MH: When people tell me horse riding is easy I always say it’s like playing soccer but the ball has it’s own mind and feelings – it makes it ten times harder.  On top of that you have, injuries, emotions, feelings, nerves. You may have worked your whole life, spent millions of dollars and you get to the olympics and your horse freaks out; there are people who get in the arena and they freak out and don’t even do their test. The road to getting there is hard, so hard, so competitive and so costly. Purely because of the fact that all this is going against you; how costly it is, and then you’re training a horse you get to the olympics, and it can take ten years to get in shape, but in that ten years, one injury and you’re done – the horse is gone – it happens a lot.

But if you’re considering riding as a hobby, there are a lot of benefits to it, and I actually used to be a coach at a riding school in Australia. I got the certificate so I used to coach a lot of young kids. I think from a child’s perspective, there’s so much personal growth that goes with it. Responsibility. For me it gave me a lot of confidence as well. I think handling these big animals who have so much presence was very scary at first, but you get used to it, and it really boosted my confidence as a child. Then moving on from that when I had to manage my own horse I had responsibilities of looking after it, and it really made me grow as a person. 

But I think for anyone who wants to start, have a lesson and see how you go. It is costly so it’s something you want to think about especially if you want to buy a horse. What I always tell people is  that it’s not actually the first outlay of buying a horse which costs the most; it’s maintaining it, and keeping it, giving the horse the best lifestyle you can. The vet bills, I just had a bill of 10,000 for surgery. Things like this happen and you just have to be ready for it.

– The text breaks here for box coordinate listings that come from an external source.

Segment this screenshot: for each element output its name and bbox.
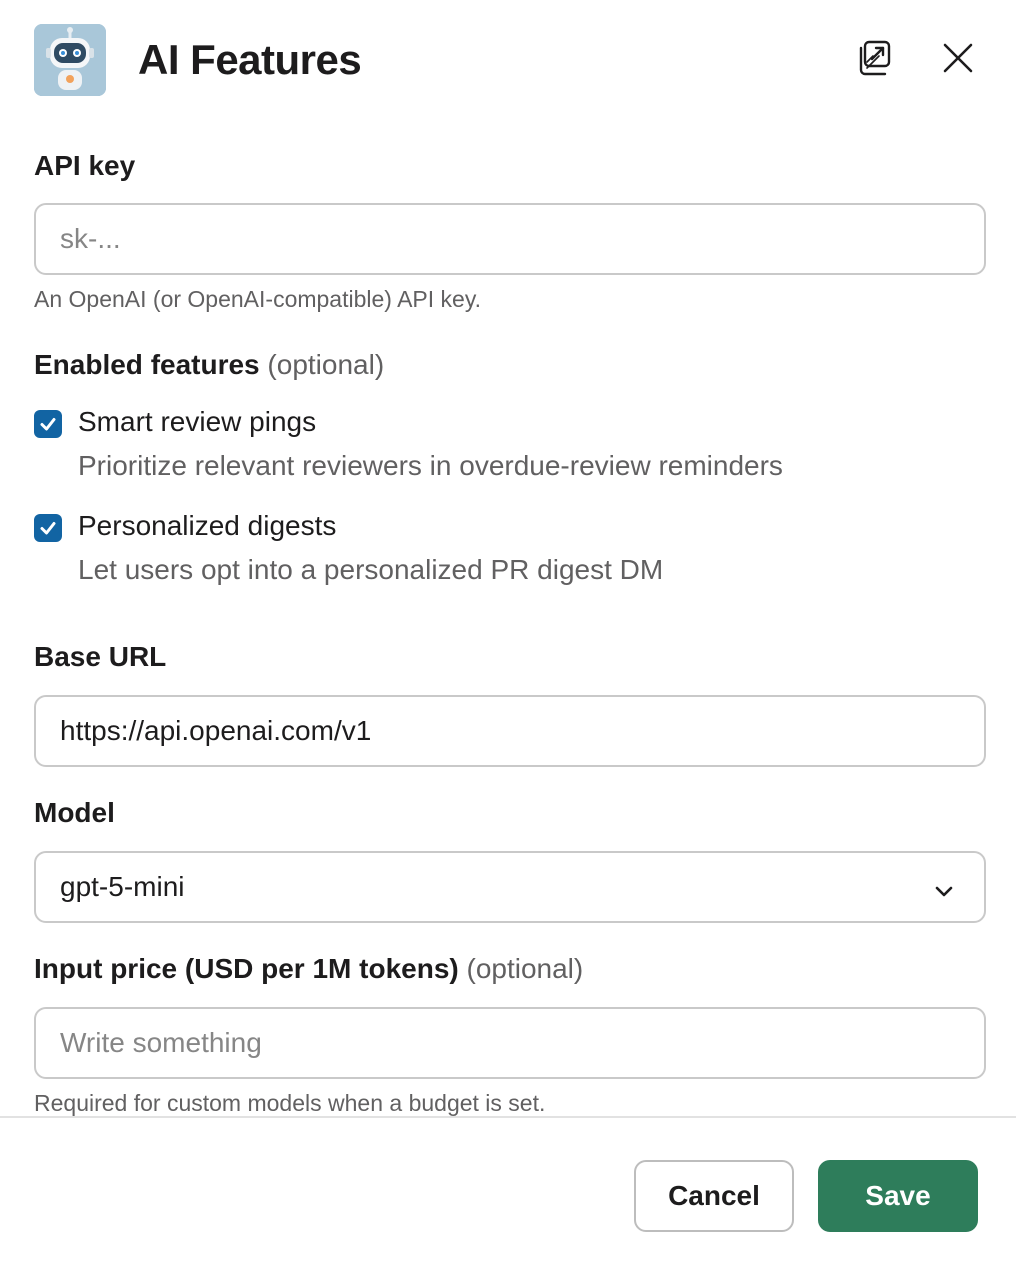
ai-features-modal: AI Features API key sk-... An OpenAI (or… — [0, 0, 1016, 1268]
save-button[interactable]: Save — [818, 1160, 978, 1232]
api-key-hint: An OpenAI (or OpenAI-compatible) API key… — [34, 286, 482, 312]
personalized-digests-title: Personalized digests — [78, 510, 337, 541]
popout-icon[interactable] — [852, 36, 896, 80]
personalized-digests-description: Let users opt into a personalized PR dig… — [78, 554, 664, 585]
base-url-value: https://api.openai.com/v1 — [60, 715, 372, 746]
enabled-features-title: Enabled features — [34, 349, 260, 380]
checkbox-personalized-digests[interactable] — [34, 514, 62, 542]
input-price-hint: Required for custom models when a budget… — [34, 1090, 546, 1116]
modal-body: API key sk-... An OpenAI (or OpenAI-comp… — [34, 120, 986, 1116]
api-key-input[interactable]: sk-... — [34, 203, 986, 275]
optional-tag: (optional) — [466, 953, 584, 984]
input-price-input[interactable]: Write something — [34, 1007, 986, 1079]
model-selected-value: gpt-5-mini — [60, 871, 185, 902]
input-price-label: Input price (USD per 1M tokens) (optiona… — [34, 953, 583, 985]
smart-review-pings-title: Smart review pings — [78, 406, 317, 437]
smart-review-pings-description: Prioritize relevant reviewers in overdue… — [78, 450, 783, 481]
model-label: Model — [34, 797, 115, 828]
input-price-title: Input price (USD per 1M tokens) — [34, 953, 459, 984]
modal-footer: Cancel Save — [0, 1116, 1016, 1268]
api-key-placeholder: sk-... — [60, 223, 121, 254]
optional-tag: (optional) — [267, 349, 385, 380]
enabled-features-label: Enabled features (optional) — [34, 349, 384, 381]
chevron-down-icon — [934, 877, 954, 909]
base-url-input[interactable]: https://api.openai.com/v1 — [34, 695, 986, 767]
robot-icon — [34, 24, 106, 96]
checkbox-smart-review-pings[interactable] — [34, 410, 62, 438]
model-select[interactable]: gpt-5-mini — [34, 851, 986, 923]
modal-title: AI Features — [138, 36, 362, 83]
base-url-label: Base URL — [34, 641, 167, 672]
cancel-button[interactable]: Cancel — [634, 1160, 794, 1232]
modal-header: AI Features — [0, 0, 1016, 120]
api-key-label: API key — [34, 150, 136, 181]
input-price-placeholder: Write something — [60, 1027, 262, 1058]
close-icon[interactable] — [936, 36, 980, 80]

If I ride – and this is why I feel like riding is so emotional for so many people – it’s the only time in life when you are 100% living in the moment. You don’t think of anything else, you don’t do anything else, all your emotions are concentrated on the outcome you’re seeing straight away. I don’t know any other time in my life when I have that. It’s crazy, that’s why I can get off a ride and just feel like I want to cry, if things go bad, it’s just because you’re so involved. And when it goes happily, you’re on cloud nine. And if you have a bad day it ruins your whole day. It’s one of those things, I can’t think of one other thing that gives you that. Even when I work and I model I’m thinking of other stuff and planning other things. My emotions aren’t there and if the shot doesn’t come out great, I can be of course maybe not 100% thrilled but it doesn’t affect me as much. Riding is crazy like that!